Swimmin’ with the fishes
15.04.2011 27 °C
Our hostel is great: we have a bedroom and bathroom bungalow in a very green environment. We even have a table, two chairs and a rack to hang our clothes.
There are just two downsides: the toilet is the kind where you have to use water from a big bucket to get your ehm…. stuff, into the sewer. Ok, maybe I should explain something about the Thai toilets, since I also already mentioned the squatting toilets.
So far we’ve met both squatting and sitting toilets. Usually there’s an ass shower present (I know it’s called a bidet, but ass shower gets the meaning across so much better), 90% of the time you’re not supposed to throw the toilet paper (which is not present 80% of the time, so we lug our own around) in to the toilet, but into a trash basket next to it (and try not to look too much at where you are throwing). This is because the sewer system can’t handle the paper. If you do throw the toilet paper in the bowl and you’re unlucky a backflow occurs when you flush and whatever you put down there, comes back up to say hi. Most of the time, you can flush the toilets, sometimes what you do is get the small bowl or pan that is floating around in a big container of water, fill it with water and pour into the toilet. Repeat until the toilet is empty.
Now squatting toilets are not as gross as they sound. Granted, you have to make sure you don’t pee over your own feet, but for … other business, they’re surprisingly nice. The disadvantage of Thai toilets is really the ass shower, to which the multiple signs of ‘please keep floor dry’ are testament. Anyway, enough of the toilets and apologies for this… dirty subject.
So, two downsides: one is the toilet, the other is the fact that even though the sign on the restaurant door says they open at 7.00, you cannot actually order until close to 7.30, so we missed the first bus to Erawan National Park. And I didn’t have too much faith in making the second either, as our tuk-tuk driver knew a better place to drop us off than the busstation. In the end I was proven just another suspicious Westerner, because eventually the bus did pick us up and – after an hour and a half’s worth of almost bumping your head into the roof – dropped us off at the national park.
First course of action was finding a toilet and changing, because swimming at the waterfalls is a definite possibility here, although to be honest, I was quite sceptic about that. The waterfalls are actually the seven plateaus of one waterfall. Our aim for the day was to climb 500 meters all the way to plateau seven.
The first part was a piece of cake; there’s even a nice tarmac walking road. Plus, we are immediately treated to a lizard fight.
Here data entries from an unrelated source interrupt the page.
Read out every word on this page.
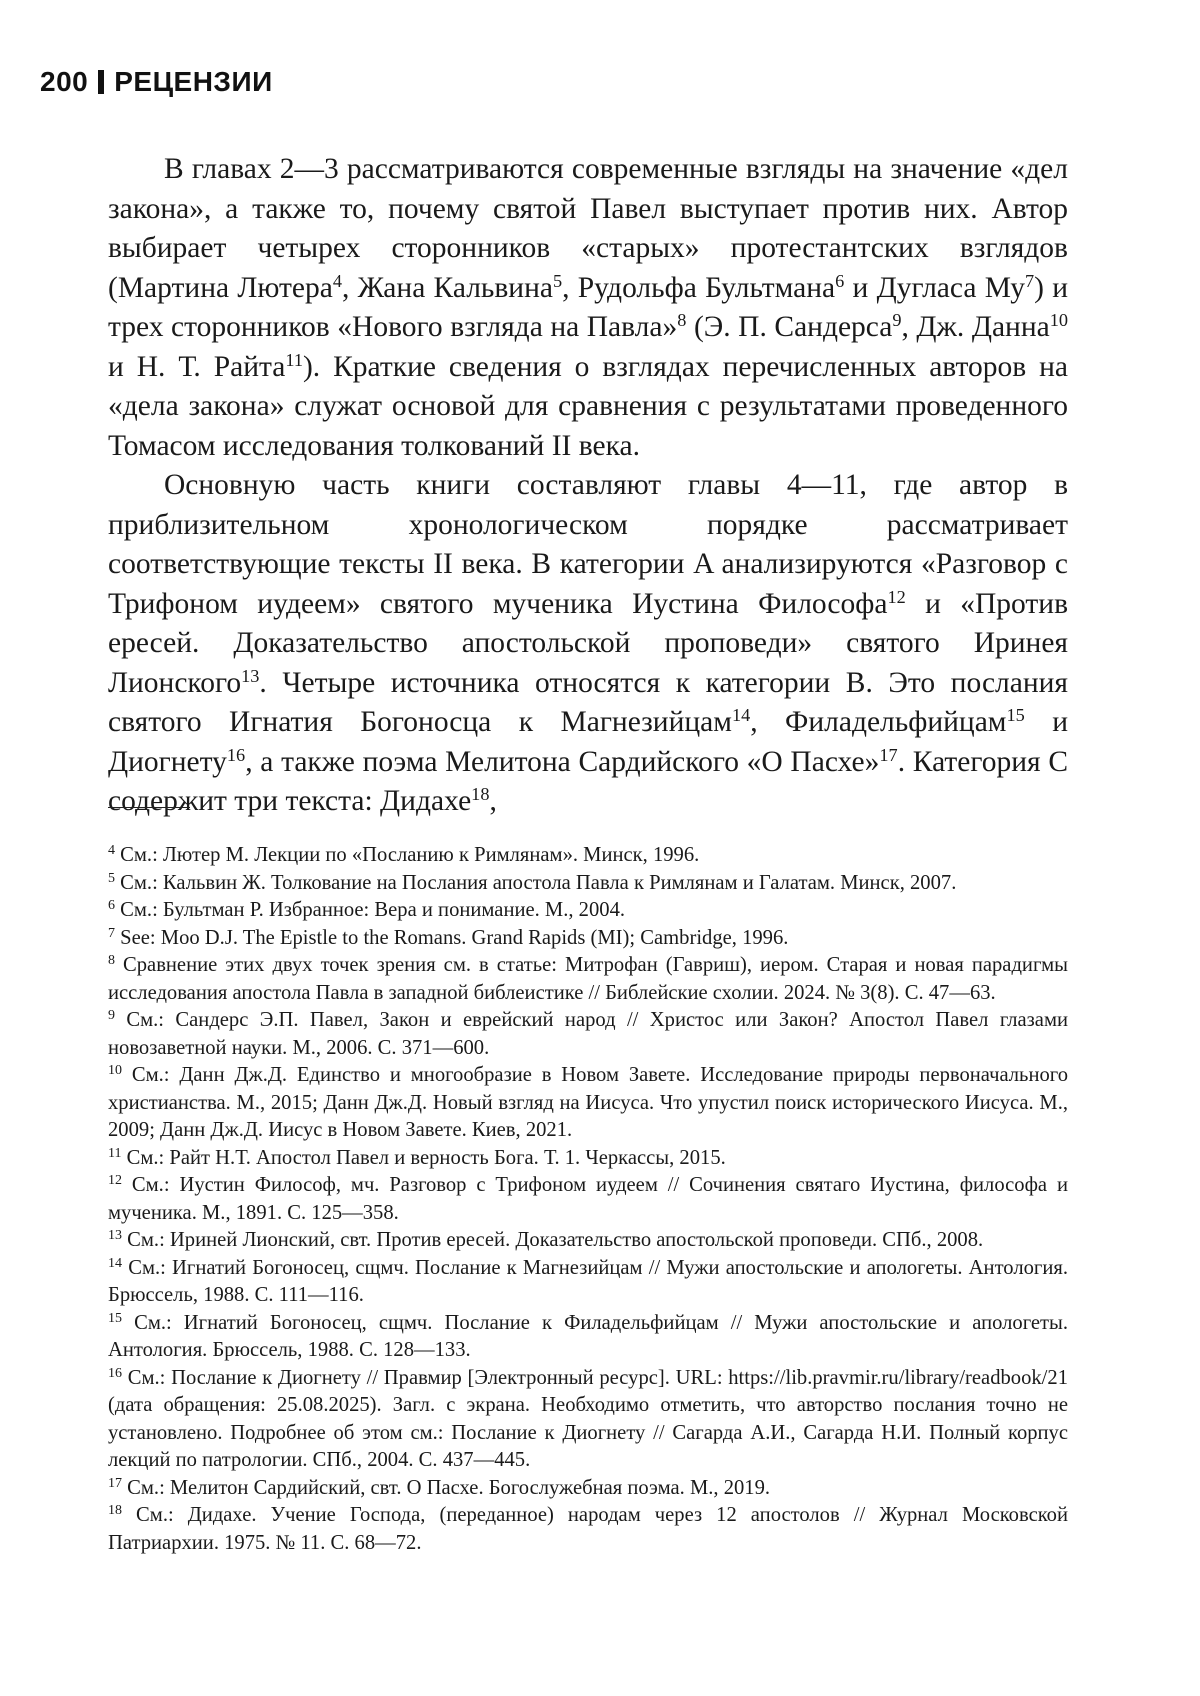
200 РЕЦЕНЗИИ

В главах 2—3 рассматриваются современные взгляды на значение «дел закона», а также то, почему святой Павел выступает против них. Автор выбирает четырех сторонников «старых» протестантских взглядов (Мартина Лютера$^4$, Жана Кальвина$^5$, Рудольфа Бультмана$^6$ и Дугласа $Му^7$) и трех сторонников «Нового взгляда на Павла»$^8$ (Э. П. Сандерса$^9$, Дж. Данна$^{10}$ и Н. Т. Райта$^{11}$). Краткие сведения о взглядах перечисленных авторов на «дела закона» служат основой для сравнения с результатами проведенного Томасом исследования толкований II века.

Основную часть книги составляют главы 4—11, где автор в приблизительном хронологическом порядке рассматривает соответствующие тексты II века. В категории A анализируются «Разговор с Трифоном иудеем» святого мученика Иустина Философа$^{12}$ и «Против ересей. Доказательство апостольской проповеди» святого Иринея Лионского$^{13}$. Четыре источника относятся к категории B. Это послания святого Игнатия Богоносца к Магнезийцам$^{14}$, Филадельфийцам$^{15}$ и Диогнету$^{16}$, а также поэма Мелитона Сардийского «О Пасхе»$^{17}$. Категория C содержит три текста: Дидахе$^{18}$,

$^4$ См.: Лютер М. Лекции по «Посланию к Римлянам». Минск, 1996.
$^5$ См.: Кальвин Ж. Толкование на Послания апостола Павла к Римлянам и Галатам. Минск, 2007.
$^6$ См.: Бультман Р. Избранное: Вера и понимание. М., 2004.
$^7$ See: Moo D.J. The Epistle to the Romans. Grand Rapids (MI); Cambridge, 1996.
$^8$ Сравнение этих двух точек зрения см. в статье: Митрофан (Гавриш), иером. Старая и новая парадигмы исследования апостола Павла в западной библеистике // Библейские схолии. 2024. № 3(8). С. 47—63.
$^9$ См.: Сандерс Э.П. Павел, Закон и еврейский народ // Христос или Закон? Апостол Павел глазами новозаветной науки. М., 2006. С. 371—600.
$^{10}$ См.: Данн Дж.Д. Единство и многообразие в Новом Завете. Исследование природы первоначального христианства. М., 2015; Данн Дж.Д. Новый взгляд на Иисуса. Что упустил поиск исторического Иисуса. М., 2009; Данн Дж.Д. Иисус в Новом Завете. Киев, 2021.
$^{11}$ См.: Райт Н.Т. Апостол Павел и верность Бога. Т. 1. Черкассы, 2015.
$^{12}$ См.: Иустин Философ, мч. Разговор с Трифоном иудеем // Сочинения святаго Иустина, философа и мученика. М., 1891. С. 125—358.
$^{13}$ См.: Ириней Лионский, свт. Против ересей. Доказательство апостольской проповеди. СПб., 2008.
$^{14}$ См.: Игнатий Богоносец, сщмч. Послание к Магнезийцам // Мужи апостольские и апологеты. Антология. Брюссель, 1988. С. 111—116.
$^{15}$ См.: Игнатий Богоносец, сщмч. Послание к Филадельфийцам // Мужи апостольские и апологеты. Антология. Брюссель, 1988. С. 128—133.
$^{16}$ См.: Послание к Диогнету // Правмир [Электронный ресурс]. URL: https://lib.pravmir.ru/library/readbook/21 (дата обращения: 25.08.2025). Загл. с экрана. Необходимо отметить, что авторство послания точно не установлено. Подробнее об этом см.: Послание к Диогнету // Сагарда А.И., Сагарда Н.И. Полный корпус лекций по патрологии. СПб., 2004. С. 437—445.
$^{17}$ См.: Мелитон Сардийский, свт. О Пасхе. Богослужебная поэма. М., 2019.
$^{18}$ См.: Дидахе. Учение Господа, (переданное) народам через 12 апостолов // Журнал Московской Патриархии. 1975. № 11. С. 68—72.
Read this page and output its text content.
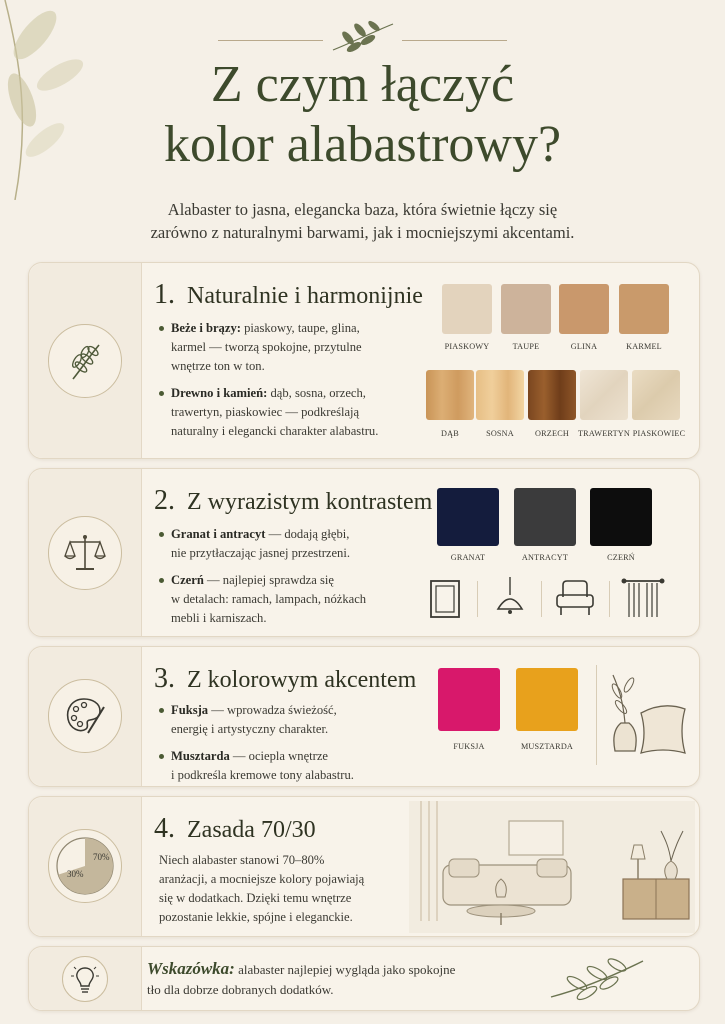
Z czym łączyć
kolor alabastrowy?
Alabaster to jasna, elegancka baza, która świetnie łączy się
zarówno z naturalnymi barwami, jak i mocniejszymi akcentami.
1. Naturalnie i harmonijnie
Beże i brązy: piaskowy, taupe, glina,
karmel — tworzą spokojne, przytulne
wnętrze ton w ton.
Drewno i kamień: dąb, sosna, orzech,
trawertyn, piaskowiec — podkreślają
naturalny i elegancki charakter alabastru.
PIASKOWY	TAUPE	GLINA	KARMEL
DĄB	SOSNA	ORZECH	TRAWERTYN PIASKOWIEC
2. Z wyrazistym kontrastem
Granat i antracyt — dodają głębi,
nie przytłaczając jasnej przestrzeni.
Czerń — najlepiej sprawdza się
w detalach: ramach, lampach, nóżkach
mebli i karniszach.
GRANAT	ANTRACYT	CZERŃ
3. Z kolorowym akcentem
Fuksja — wprowadza świeżość,
energię i artystyczny charakter.
Musztarda — ociepla wnętrze
i podkreśla kremowe tony alabastru.
FUKSJA	MUSZTARDA
70%
30%
4. Zasada 70/30
Niech alabaster stanowi 70–80%
aranżacji, a mocniejsze kolory pojawiają
się w dodatkach. Dzięki temu wnętrze
pozostanie lekkie, spójne i eleganckie.
Wskazówka: alabaster najlepiej wygląda jako spokojne
tło dla dobrze dobranych dodatków.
Plateau two was really busy; lots of Thai and tourists in the water. And we got nicely sweaty by this time as well (it really doesn’t take much in 90+% humidity), so – despite my earlier scepticism – taking a refreshing swim seemed like a good idea. Undressed and started out barefoot rock climbing (it’s a waterfall people, not a swimming pool) and almost gave up right away. The ‘pool’ was full of fishes, see? And they were decidedly not scared of people. In fact, they happily came over to nibble at whatever you decided to put into the water and trust me, it takes some time (and in my case a fall) to get used to that feeling.
Eventually, we made it in and had a nice and very refreshing (the water was downright cold) swim.
The following plateaus were all gorgeous and the monkeys we were being warned for everywhere (they are supposed to be rather aggressive and steal your stuff), didn’t bother us in the least. In fact we had a good time watching two moms with baby monkeys attached to their bellies. On our way up, we also met our Spanish and Columbian friends from last night. We didn’t talk much, but it’s still fun to walk into people you actually know.
We did make it all the way up in the end. Granted, we were sweating buckets, out of breath and I miss stepped somewhere so my right foot hurt like a bitch. But those are all passing things and they were all worth it. Although my foot is still not okay.
On the way back down we hung our feet in the water and got over our discomfort of the fishes nibbling on your toes.
Of course, we compiled a video of our adventure:
When we finally got back down, it was nearing three o’clock and we didn’t have lunch yet. Gege wanted to do the 1 km bird walk too, but lack of time and my stupid right foot made that impossible. So we took the last – very full – bus back to Kanchanaburi at 16 and spent the evening recovering in our room.